Performance Monitoring

import time
import functools

def monitor_performance(func):
    """Decorator to monitor function performance"""
    @functools.wraps(func)
    def wrapper(*args, **kwargs):
        start_time = time.time()
        memory_start = get_memory_usage()  # Custom function

        try:
            result = func(*args, **kwargs)
            success = True
        except Exception as e:
            result = None
            success = False
            raise
        finally:
            end_time = time.time()
            memory_end = get_memory_usage()

            # Log performance metrics
            execution_time = end_time - start_time
            memory_delta = memory_end - memory_start

            print(f"Function {func.__name__}:")
            print(f"  Execution time: {execution_time:.2f}s")
            print(f"  Memory change: {memory_delta:.2f}MB")
            print(f"  Success: {success}")

        return result
    return wrapper

def get_memory_usage() -> float:
    """Get current memory usage in MB"""
    try:
        import psutil
        process = psutil.Process()
        return process.memory_info().rss / 1024 / 1024
    except ImportError:
        return 0.0

Utility Integration Examples

Combining Utilities in Analysis Modules

from dexray_insight.Utils.file_utils import dump_json, split_path_file_extension
from dexray_insight.Utils.androguardObjClass import Androguard_Obj
from dexray_insight.Utils.log import set_logger

class CustomAnalysisModule:
    def __init__(self, config):
        self.config = config
        self.logger = logging.getLogger(__name__)

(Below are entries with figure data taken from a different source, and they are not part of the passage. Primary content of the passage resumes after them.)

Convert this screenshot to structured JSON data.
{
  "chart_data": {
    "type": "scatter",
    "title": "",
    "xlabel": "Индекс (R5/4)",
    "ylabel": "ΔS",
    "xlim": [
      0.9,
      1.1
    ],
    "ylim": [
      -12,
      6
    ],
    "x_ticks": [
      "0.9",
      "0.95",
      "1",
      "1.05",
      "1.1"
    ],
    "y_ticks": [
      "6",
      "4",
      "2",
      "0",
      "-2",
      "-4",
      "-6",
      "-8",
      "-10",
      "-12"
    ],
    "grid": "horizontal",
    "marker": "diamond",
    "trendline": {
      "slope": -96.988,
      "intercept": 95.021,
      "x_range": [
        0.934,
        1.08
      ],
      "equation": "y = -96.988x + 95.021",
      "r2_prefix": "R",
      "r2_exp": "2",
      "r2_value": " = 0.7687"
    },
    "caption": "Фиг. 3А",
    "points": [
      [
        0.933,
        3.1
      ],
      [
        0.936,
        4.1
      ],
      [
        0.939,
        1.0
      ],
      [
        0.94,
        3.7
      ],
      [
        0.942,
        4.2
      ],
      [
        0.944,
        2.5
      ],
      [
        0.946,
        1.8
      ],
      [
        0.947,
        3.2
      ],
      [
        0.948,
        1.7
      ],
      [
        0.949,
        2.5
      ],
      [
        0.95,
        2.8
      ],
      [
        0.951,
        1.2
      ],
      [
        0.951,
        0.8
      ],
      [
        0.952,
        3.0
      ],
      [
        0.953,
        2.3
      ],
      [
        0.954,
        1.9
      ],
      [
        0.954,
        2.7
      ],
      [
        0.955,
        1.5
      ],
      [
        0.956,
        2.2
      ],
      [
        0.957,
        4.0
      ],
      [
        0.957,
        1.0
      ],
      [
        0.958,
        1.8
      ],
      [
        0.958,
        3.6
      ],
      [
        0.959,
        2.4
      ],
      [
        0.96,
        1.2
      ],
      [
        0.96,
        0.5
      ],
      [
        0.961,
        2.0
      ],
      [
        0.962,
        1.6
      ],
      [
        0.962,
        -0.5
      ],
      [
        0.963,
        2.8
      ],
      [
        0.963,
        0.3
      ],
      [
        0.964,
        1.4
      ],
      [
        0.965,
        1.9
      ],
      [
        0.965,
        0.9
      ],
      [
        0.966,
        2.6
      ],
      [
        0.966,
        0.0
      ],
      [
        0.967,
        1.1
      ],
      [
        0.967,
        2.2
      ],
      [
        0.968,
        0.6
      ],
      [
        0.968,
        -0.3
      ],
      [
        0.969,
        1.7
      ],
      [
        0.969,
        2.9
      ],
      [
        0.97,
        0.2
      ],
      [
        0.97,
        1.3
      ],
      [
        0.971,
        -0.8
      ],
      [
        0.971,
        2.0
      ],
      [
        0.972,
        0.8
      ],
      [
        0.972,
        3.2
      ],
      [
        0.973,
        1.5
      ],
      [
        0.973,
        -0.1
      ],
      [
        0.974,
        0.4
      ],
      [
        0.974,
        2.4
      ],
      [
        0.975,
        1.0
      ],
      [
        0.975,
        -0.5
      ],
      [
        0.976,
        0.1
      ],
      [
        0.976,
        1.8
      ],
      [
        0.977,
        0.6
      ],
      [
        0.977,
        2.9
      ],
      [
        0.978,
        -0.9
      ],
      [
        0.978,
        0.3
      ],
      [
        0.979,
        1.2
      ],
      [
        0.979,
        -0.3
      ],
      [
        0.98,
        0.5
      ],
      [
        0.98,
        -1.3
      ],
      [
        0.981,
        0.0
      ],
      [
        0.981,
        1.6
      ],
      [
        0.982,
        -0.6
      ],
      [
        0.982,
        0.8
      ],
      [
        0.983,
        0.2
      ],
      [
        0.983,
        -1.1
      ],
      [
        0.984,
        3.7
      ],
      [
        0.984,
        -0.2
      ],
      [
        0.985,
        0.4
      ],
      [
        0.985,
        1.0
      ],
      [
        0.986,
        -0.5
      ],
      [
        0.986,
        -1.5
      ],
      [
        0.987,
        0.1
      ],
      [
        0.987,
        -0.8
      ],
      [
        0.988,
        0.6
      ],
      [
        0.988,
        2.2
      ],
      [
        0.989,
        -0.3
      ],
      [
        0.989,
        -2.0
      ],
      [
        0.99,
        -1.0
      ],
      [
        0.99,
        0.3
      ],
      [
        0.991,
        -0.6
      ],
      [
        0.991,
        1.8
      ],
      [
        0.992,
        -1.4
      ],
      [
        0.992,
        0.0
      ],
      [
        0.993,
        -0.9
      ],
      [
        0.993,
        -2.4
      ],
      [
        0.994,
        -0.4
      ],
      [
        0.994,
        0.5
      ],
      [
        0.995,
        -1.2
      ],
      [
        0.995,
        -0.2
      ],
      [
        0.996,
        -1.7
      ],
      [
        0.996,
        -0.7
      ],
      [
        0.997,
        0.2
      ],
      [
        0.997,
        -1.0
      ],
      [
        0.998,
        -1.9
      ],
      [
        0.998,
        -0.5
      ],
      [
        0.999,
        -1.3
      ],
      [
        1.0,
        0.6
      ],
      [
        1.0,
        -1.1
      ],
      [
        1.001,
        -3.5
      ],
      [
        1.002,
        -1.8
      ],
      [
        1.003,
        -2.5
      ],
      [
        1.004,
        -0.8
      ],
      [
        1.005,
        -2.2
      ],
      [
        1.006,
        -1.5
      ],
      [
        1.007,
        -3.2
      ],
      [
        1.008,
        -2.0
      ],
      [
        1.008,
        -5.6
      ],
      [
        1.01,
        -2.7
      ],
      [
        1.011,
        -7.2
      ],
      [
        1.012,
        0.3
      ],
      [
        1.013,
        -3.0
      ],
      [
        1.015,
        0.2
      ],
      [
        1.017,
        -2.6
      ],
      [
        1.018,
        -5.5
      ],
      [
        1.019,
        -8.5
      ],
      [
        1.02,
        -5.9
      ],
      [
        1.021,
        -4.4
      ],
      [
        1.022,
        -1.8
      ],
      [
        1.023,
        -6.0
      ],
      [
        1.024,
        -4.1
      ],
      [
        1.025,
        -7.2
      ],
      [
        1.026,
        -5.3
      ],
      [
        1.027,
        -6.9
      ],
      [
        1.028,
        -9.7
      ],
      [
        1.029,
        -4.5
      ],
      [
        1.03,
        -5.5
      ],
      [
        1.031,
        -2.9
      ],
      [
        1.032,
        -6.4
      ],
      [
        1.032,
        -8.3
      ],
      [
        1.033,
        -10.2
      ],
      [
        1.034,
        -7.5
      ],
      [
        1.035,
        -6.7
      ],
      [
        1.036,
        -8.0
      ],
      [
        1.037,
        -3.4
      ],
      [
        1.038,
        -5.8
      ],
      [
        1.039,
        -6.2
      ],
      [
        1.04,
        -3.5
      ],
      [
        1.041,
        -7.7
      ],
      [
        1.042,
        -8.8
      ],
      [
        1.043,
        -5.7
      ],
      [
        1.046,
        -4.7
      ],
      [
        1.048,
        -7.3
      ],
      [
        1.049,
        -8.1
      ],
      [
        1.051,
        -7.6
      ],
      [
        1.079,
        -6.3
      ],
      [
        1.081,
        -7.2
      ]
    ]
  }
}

    def analyze(self, apk_path: str, context: AnalysisContext):
        # Validate APK path
        if not validate_apk_path(apk_path):
            raise ValueError(f"Invalid APK path: {apk_path}")

        # Extract filename components
        base_dir, name, ext = split_path_file_extension(apk_path)

        # Initialize Androguard analysis
        androguard_obj = Androguard_Obj(apk_path)

        if not androguard_obj.is_valid_apk():
            raise ValueError("Invalid APK file")

        # Perform analysis
        results = self._perform_custom_analysis(androguard_obj)

        # Sanitize and save results
        sanitized_name = sanitize_filename(name)
        output_file = f"custom_analysis_{sanitized_name}.json"
        dump_json(output_file, results)

        return results

Error Handling Utilities

def safe_extract_urls(text: str) -> List[str]:
    """Safely extract URLs with error handling"""
    try:
        urls = extract_urls(text)
        # Sanitize URLs
        clean_urls = []
        for url in urls:
            clean_url = sanitize_url(url)
            if clean_url:
                clean_urls.append(clean_url)
        return clean_urls
    except Exception as e:
        logging.warning(f"Failed to extract URLs: {e}")
        return []

def safe_analyze_permissions(permissions: List[str]) -> Dict[str, Any]:
    """Safely analyze permissions with error handling"""
    try:
        return categorize_permissions(permissions)
    except Exception as e:
        logging.error(f"Failed to analyze permissions: {e}")
        return {'dangerous': [], 'normal': [], 'custom': [], 'system': []}

These utilities provide the foundation for reliable and consistent APK analysis throughout the Dexray Insight framework. They handle common edge cases, provide error recovery mechanisms, and ensure data integrity across the analysis pipeline.